Pass n > 1 to run_mpp to perform multiple randomised lumping runs. Use a seed in the LumpingKernel for reproducible results.

kernel = MPP.kernel.LumpingKernel(similarity="T", method="n", param=2, seed=42)
mpp.run_mpp(kernel, n=10)

# Access results per run — shape (n_runs, ...)
for i in range(mpp.n_runs):
    print(f"Run {i}: {mpp.n_macrostates[i]} macrostates")

# Stochastic-specific plots
mpp.plot.stochastic_state_similarity("results/stoch/state_similarity.pdf")
mpp.plot.relative_implied_timescales("results/stoch/rel_timescales.pdf")
mpp.plot.macro_feature("results/stoch/macro_feature.pdf")

When using the config-based workflow (MPP.run.Data), stochastic parameters are set in the YAML stochastic block (see CLI guide for details).
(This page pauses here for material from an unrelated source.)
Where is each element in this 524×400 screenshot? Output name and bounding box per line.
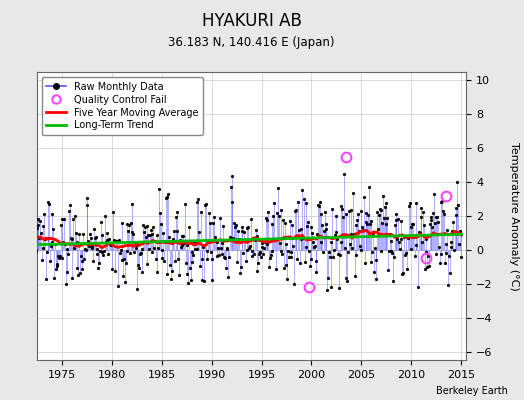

The seed key is optional; omit it for a random seed.

Concatenated Trajectories¶

When the microstate trajectory is composed of several independent simulations, pass limits as the list of individual trajectory lengths:

limits = np.loadtxt("path/to/limits", dtype=int)

mpp = MPP.Lumping(
    trajectory,
    lagtime=20,
    feature_trajectory=feature_trajectory,
    limits=limits,
)